The Senate has voted to build a fence along parts of the Mexico border to prevent illegal immigrants from entering the country. In total, 370 miles of triple-layered barriers would be added near San Diego and in the Arizona desert. Senators also approved a provision that would prevent illegal immigrants from petitioning for a guest-worker permit without the sponsorship an employer. And in a unanimous vote, Senate accepted an amendment that would bar granting work permits to undocumented immigrants convicted of either a felony or at least three misdemeanors. The measure would effect even those who ignored a court-deportation order.
Meanwhile, the New York Times is reporting the Bush administration is preparing to turn to several military contractors for a planned “virtual fence” along the border. Companies including Lockheed Martin, Raytheon and Northrop Grumman have announced they will bid on the multi-billion dollar contracts within weeks. The “virtual fence” would place unmanned aerial vehicles, ground surveillance satellites and motion-detection video equipment in isolated areas along the Mexican and Canadian border. According to the Times, the Bush administration will ask contractors not just to supply equipment but to devise and build a whole new border strategy. Earlier this year, Homeland Security Deputy Secretary Michael Jackson told military industry leaders: “We’re asking you to come back and tell us how to do our business.”
The New York Times is reporting the Bush administration is considering entering into negotiations with North Korea that would lead to a possible peace treaty. The new stance would go back on President Bush’s refusal to deal with North Korea until it gave up its nuclear program. According to the Times, a classified National Intelligence Estimate concluded North Korea has likely produced the fuel for more than a half-dozen nuclear weapons since the President took office and was continuing to produce roughly a bomb’s worth of new plutonium each year. A senior Asian official told the Times the initiative may be prompted by the Bush administration’s views on Iran. The official said: “There is a sense that they can’t leave Korea out there as a model for what the Iranians hope to become — a nuclear state that can say no to outside pressure.”

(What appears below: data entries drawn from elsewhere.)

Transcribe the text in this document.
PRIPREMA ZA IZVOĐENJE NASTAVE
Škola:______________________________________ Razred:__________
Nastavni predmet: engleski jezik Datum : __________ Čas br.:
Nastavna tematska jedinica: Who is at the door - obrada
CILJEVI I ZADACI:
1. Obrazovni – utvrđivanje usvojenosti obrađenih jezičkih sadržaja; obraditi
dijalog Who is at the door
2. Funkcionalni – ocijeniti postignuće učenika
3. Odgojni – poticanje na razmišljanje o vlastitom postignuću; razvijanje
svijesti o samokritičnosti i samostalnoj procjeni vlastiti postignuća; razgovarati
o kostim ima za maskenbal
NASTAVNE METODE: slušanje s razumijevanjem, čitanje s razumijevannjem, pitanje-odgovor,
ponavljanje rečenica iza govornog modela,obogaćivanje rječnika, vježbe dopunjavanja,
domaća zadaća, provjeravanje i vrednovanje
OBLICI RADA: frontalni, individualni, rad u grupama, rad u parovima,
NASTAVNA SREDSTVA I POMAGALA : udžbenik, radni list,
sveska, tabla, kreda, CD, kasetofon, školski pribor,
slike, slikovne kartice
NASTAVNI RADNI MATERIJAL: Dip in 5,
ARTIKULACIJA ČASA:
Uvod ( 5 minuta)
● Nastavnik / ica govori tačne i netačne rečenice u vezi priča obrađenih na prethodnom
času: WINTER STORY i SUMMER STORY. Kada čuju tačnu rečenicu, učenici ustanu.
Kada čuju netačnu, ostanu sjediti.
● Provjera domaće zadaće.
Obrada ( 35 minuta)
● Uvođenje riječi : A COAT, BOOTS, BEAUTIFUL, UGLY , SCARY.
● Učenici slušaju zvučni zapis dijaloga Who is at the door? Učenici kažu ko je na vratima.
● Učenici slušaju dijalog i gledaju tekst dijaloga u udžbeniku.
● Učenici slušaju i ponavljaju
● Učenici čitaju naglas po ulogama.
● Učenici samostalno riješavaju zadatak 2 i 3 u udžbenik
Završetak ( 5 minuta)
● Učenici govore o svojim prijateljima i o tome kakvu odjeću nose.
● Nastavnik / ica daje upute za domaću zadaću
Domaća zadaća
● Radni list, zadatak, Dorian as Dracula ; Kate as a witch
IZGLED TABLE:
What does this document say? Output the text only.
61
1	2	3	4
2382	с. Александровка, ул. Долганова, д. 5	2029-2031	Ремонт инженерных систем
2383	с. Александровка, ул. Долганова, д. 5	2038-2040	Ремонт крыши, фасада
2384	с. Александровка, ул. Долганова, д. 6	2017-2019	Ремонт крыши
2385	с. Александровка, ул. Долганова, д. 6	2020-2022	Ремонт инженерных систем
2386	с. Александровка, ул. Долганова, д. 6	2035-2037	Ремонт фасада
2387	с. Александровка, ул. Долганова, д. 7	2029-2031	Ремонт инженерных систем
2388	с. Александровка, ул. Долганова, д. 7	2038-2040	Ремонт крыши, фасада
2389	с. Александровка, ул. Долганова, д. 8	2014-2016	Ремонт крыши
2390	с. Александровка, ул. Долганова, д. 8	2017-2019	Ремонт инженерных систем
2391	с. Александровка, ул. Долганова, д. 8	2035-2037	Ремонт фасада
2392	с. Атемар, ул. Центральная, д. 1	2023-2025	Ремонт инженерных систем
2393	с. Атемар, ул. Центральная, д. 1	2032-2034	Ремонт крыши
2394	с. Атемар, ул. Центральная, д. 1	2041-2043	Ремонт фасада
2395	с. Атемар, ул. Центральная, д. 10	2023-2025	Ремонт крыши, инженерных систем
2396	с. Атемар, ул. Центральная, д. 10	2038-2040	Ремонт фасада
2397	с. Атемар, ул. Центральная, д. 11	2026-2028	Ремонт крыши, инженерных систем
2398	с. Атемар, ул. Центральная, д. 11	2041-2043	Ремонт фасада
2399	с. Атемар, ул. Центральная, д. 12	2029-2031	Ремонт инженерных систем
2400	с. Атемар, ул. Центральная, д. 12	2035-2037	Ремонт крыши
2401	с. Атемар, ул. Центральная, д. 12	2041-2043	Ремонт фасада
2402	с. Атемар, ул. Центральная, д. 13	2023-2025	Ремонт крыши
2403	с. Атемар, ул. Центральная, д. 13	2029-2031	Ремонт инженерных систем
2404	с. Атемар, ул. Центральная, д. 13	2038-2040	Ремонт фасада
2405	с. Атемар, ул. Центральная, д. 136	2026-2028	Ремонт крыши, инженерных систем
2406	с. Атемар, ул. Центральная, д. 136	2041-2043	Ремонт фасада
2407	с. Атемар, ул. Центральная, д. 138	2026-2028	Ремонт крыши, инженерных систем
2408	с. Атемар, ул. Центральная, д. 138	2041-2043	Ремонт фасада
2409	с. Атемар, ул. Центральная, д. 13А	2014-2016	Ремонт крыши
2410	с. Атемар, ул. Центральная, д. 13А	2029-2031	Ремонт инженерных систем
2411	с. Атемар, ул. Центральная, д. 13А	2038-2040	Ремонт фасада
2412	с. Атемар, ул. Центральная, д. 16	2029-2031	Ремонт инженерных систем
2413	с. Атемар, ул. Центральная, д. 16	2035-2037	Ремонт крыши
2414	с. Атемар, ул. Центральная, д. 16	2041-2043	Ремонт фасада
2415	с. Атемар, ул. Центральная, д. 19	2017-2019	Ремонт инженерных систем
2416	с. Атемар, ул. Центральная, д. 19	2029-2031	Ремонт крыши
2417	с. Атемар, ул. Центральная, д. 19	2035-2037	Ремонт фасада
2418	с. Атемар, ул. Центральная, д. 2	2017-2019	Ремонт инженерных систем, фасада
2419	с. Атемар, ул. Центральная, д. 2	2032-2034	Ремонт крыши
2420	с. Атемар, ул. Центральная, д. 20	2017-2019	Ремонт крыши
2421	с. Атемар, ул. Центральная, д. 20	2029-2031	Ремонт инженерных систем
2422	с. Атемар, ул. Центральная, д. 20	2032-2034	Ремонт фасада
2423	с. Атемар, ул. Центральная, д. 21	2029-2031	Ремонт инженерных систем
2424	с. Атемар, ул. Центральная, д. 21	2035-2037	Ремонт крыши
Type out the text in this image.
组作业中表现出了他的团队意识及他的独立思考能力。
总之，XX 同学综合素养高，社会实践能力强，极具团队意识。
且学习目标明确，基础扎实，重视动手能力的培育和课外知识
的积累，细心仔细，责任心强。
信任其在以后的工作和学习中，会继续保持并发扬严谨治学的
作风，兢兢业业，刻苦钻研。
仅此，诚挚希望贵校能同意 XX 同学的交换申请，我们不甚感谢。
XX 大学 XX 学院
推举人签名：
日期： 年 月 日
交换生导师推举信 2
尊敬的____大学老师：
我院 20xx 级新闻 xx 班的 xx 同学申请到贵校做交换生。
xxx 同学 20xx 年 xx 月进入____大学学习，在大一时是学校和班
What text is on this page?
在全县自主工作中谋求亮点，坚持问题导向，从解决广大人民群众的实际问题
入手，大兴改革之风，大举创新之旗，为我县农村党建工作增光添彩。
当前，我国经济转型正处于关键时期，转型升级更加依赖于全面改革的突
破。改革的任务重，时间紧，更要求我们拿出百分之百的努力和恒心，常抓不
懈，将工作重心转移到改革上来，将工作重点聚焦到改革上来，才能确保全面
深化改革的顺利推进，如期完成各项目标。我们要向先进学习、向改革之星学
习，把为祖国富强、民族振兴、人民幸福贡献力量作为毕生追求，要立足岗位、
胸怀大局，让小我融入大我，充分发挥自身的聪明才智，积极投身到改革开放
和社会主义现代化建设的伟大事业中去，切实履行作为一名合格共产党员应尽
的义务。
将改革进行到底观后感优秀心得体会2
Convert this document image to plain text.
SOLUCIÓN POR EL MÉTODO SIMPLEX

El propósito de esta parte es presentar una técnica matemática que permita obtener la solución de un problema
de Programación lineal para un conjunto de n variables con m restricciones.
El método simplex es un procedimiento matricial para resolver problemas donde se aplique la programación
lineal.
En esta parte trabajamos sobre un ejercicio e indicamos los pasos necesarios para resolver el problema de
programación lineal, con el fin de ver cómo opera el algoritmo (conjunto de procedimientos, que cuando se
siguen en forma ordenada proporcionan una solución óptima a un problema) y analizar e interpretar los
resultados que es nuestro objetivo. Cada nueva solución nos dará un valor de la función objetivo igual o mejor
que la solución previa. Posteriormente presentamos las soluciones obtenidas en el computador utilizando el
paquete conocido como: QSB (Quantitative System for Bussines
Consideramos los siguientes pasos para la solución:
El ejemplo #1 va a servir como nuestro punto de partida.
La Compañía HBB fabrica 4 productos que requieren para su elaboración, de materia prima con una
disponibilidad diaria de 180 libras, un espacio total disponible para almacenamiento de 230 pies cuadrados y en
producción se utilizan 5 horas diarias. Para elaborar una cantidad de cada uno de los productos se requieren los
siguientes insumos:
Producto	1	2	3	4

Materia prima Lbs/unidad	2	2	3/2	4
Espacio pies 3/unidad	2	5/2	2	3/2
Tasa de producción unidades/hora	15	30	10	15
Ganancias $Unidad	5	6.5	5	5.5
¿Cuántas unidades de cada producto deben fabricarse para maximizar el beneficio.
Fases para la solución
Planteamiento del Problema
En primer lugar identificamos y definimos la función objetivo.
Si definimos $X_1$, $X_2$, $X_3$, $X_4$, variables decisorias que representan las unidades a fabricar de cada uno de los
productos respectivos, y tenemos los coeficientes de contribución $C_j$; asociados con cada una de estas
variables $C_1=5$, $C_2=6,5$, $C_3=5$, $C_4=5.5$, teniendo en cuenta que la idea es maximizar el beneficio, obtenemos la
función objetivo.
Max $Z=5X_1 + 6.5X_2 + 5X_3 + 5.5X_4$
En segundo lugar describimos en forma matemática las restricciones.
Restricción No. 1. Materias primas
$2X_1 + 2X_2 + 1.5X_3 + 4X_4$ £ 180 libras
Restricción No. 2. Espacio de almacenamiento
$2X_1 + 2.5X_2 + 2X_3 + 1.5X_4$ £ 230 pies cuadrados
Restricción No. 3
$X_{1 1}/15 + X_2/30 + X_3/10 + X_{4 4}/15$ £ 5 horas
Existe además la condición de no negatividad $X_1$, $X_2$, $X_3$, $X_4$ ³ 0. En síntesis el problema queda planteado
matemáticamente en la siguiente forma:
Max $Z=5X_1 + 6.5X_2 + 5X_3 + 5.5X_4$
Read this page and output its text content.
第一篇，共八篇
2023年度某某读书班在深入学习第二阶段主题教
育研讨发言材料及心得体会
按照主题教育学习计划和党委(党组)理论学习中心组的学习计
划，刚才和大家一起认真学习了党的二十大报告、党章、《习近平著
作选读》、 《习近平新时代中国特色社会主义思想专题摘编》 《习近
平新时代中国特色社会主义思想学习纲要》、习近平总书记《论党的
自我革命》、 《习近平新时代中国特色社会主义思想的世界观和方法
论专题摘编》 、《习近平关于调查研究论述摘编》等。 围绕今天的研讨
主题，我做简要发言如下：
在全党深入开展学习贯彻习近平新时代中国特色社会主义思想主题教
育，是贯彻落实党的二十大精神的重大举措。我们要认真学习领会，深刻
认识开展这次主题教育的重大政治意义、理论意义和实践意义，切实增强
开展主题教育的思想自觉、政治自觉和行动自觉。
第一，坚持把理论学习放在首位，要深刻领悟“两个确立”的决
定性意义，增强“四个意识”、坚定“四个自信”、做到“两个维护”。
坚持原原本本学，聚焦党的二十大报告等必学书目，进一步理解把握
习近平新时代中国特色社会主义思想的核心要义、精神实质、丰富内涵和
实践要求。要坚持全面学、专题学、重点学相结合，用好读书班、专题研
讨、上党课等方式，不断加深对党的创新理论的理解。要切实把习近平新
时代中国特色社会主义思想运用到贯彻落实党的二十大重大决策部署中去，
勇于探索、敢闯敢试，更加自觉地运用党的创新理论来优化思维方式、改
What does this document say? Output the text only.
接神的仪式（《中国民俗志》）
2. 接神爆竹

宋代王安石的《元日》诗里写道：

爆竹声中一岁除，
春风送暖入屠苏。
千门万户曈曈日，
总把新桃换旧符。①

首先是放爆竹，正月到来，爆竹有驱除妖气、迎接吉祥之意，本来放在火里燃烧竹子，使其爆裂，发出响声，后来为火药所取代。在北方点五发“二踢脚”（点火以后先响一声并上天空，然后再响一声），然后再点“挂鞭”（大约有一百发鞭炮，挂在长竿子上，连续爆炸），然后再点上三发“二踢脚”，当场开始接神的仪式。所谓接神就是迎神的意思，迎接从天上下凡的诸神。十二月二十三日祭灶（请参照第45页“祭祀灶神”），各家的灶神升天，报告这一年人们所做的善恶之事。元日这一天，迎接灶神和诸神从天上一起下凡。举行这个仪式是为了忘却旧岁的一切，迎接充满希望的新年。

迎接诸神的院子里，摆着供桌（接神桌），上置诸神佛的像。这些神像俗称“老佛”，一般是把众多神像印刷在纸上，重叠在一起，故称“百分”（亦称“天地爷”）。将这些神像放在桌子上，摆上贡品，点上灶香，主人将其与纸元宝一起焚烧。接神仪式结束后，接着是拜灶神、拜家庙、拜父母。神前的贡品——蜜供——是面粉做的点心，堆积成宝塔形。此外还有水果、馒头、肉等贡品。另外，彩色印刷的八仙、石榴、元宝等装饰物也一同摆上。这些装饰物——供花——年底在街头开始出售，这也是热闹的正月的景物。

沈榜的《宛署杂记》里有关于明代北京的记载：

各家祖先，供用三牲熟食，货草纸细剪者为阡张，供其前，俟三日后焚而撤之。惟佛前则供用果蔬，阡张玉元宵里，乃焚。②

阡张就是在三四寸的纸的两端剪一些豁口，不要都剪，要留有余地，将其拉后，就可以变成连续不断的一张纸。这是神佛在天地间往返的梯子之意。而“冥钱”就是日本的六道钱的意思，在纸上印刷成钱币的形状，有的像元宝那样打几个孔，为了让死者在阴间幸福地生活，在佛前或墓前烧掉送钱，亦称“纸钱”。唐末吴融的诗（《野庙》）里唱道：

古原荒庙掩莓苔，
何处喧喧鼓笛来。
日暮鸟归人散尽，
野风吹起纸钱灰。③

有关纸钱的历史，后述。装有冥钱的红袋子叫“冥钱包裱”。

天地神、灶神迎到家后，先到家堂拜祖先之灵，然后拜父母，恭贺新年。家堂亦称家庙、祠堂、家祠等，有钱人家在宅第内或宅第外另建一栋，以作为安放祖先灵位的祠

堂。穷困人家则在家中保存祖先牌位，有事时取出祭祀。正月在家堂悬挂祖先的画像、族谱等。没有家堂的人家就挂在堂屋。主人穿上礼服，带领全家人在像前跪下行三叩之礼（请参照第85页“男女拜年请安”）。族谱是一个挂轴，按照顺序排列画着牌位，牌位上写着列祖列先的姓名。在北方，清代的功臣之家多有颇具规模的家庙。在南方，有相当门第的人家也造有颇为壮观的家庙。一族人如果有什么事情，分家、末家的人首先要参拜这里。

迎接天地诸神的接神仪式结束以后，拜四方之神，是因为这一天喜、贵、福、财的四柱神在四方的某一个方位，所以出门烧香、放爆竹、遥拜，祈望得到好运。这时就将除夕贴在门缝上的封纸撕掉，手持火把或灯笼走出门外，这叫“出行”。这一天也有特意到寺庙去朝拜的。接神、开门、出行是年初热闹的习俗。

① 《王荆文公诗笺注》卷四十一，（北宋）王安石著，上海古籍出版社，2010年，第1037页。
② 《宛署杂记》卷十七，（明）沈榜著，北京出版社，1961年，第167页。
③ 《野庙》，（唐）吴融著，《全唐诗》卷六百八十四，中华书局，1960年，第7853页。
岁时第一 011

In Afghanistan, more than fifty people were killed in fighting between Taliban members and Afghan and foreign forces in two southern provinces Wednesday. The dead included a dozen police, a Canadian soldier and more than 30 militants.
Aid groups are warning tens of thousands of people in the Congo province of Katanga are at risk from fighting between armed groups. More than 300,000 displaced people have been left in limbo by clashes that have destroyed scores of villages. Beatrice Oechsli of the International Committee of the Red Cross said the villagers need aid to reconstruct their lives. “Now the people are coming back and they need help to reconstruct their lives, to reconstruct huts to be able to start again their lives here back in the villages.”
In the Occupied Territories, Hamas has deployed a new militia in Gaza over the objections of Palestinian Authority President Mahmoud Abbas. The new force is led by Jamal Abu Samadhana, a Hamas figure who is high on Israel’s wanted list. Hamas says the new force will restore order. The move threatens to increase tensions between Hamas and the Abbas-led Fatah. This week, two Hamas members were killed in drive-by shootings blamed on Fatah militants.
Back in the United States, jurors have begun deliberating in the fraud and conspiracy trial of former Enron executives Ken Lay and Jeffrey Skilling. The two are accused of overseeing one of the worst cases of corporate corruption in US history. On Wednesday, Lay was questioned as he left the courtroom. Ken Lay: “I think we’ve told a lot of it, it’s just too bad that so much of it continues to be distorted and twisted, but I guess that’s just all part of our system. But we’ll keep working at it. I think we’ll get as fair a trial as we’re going to get.”
Here in New York, a former deputy mayor in the Giuliani administration has filed a medical claim for respiratory illnesses contracted by pollution at the World Trade Center site. The man, Rudy Washington, worked in the area around Ground Zero for several weeks after the towers fell.
And the BBC is still feeling the effects of an embarrassing gaffe that made it to air last week. On May 8, a man named Guy Goma showed up for a job interview for a technology-related position at the BBC. A mix-up led producers to believe Guy Goma the job applicant was in fact Guy Kewney — a technology website editor who was scheduled to appear for a live interview. Well, it turns out they had the wrong Guy. Guy Kewney watched the interview from the green room where he was waiting to go on. The BBC later apologized to viewers and invited Guy Goma back for a follow-up interview.